Looking to take advantage of the Mt. Ellen January Midweek (M-Th) pricing, as well as Stowe's Woodchuck day. Trying to capitalize on the opportunity to check out a couple of new (to me) mountains and blow off some steam.

Looking to day trip it from Lowell, MA on each of these days.

If anyone would like to meet up or share the ride, I'd be more than happy to take that opportunity.

-w


----------



## BushMogulMaster (Jan 20, 2010)

WJenness said:


> Looking to take advantage of the Mt. Ellen January Midweek (M-Th) pricing, as well as Stowe's Woodchuck day. Trying to capitalize on the opportunity to check out a couple of new (to me) mountains and blow off some steam.
> 
> Looking to day trip it from Lowell, MA on each of these days.
> 
> ...



If you want a free insider's tour of Ellen on the 28th, let me know.  As long as the conditions are decent, I'll be there.


----------



## WJenness (Jan 27, 2010)

Bump... Still looking good for this trip tomorrow... though depending on today's lake effect, if somewhere else is going to be a lot better, it might be worth the audible... However, I really want to check out Mt. Ellen...

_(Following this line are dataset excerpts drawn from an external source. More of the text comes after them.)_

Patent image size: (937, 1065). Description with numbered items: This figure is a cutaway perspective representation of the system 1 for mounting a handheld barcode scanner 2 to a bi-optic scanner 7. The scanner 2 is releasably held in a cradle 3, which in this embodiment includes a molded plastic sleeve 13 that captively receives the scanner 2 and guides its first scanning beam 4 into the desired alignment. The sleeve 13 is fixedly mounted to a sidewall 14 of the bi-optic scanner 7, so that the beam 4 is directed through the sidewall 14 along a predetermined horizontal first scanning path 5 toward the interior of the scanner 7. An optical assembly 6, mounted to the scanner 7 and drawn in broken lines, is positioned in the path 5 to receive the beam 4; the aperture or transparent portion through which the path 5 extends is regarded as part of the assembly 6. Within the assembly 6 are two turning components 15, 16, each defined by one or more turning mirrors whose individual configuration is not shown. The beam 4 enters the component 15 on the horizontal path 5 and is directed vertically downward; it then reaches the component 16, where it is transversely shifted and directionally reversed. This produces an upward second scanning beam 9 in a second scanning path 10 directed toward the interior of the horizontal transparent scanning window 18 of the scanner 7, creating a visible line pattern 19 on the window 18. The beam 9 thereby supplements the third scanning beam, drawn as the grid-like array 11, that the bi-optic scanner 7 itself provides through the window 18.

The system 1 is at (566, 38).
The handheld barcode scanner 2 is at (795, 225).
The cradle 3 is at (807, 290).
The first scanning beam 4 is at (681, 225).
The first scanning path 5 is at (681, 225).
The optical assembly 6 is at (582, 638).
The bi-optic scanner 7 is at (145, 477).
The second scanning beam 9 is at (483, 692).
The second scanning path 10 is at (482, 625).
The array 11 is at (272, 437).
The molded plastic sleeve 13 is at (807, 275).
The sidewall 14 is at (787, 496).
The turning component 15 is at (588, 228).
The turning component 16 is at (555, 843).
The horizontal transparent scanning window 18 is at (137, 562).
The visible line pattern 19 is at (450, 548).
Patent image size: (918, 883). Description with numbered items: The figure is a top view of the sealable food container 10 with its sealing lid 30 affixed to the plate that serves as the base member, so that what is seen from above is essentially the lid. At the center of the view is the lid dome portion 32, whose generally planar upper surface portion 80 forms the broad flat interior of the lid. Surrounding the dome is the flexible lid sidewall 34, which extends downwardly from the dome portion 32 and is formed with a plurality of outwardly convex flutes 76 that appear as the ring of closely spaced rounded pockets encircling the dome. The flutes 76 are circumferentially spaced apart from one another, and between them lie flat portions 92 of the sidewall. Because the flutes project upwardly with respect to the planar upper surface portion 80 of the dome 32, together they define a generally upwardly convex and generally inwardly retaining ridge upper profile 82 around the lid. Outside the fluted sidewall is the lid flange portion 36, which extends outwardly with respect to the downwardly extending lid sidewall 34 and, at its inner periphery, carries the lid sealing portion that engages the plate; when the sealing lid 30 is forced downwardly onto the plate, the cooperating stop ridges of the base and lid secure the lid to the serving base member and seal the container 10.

Waiting on BMM's report from the hill.

-w


----------



## BushMogulMaster (Jan 27, 2010)

I didn't make it up today, but dad's report was that it snowed substantially more than the report would lead you to believe.  I heard the skiing was good.  Groomers were nice, but there's definitely still very hard snow under the fresh on natural trails.

I'll be up there tomorrow.


----------



## WJenness (Jan 27, 2010)

I'm on for this.

I'll be the 6'4" guy skiing on Watea 84s in Black Solomon corduroy pants, a Black / Blue Columbia jacket with a patch (black) on the back of the left shoulder. Will also be rocking a Giro helmet (either black G9 or White / Red G10, depending). 

Will most likely have a friend with me. Say hi, catch a couple runs with me.

I'll check this thread once in the AM before I hit the road, if there's a good meetup time / place let me know.

-w


----------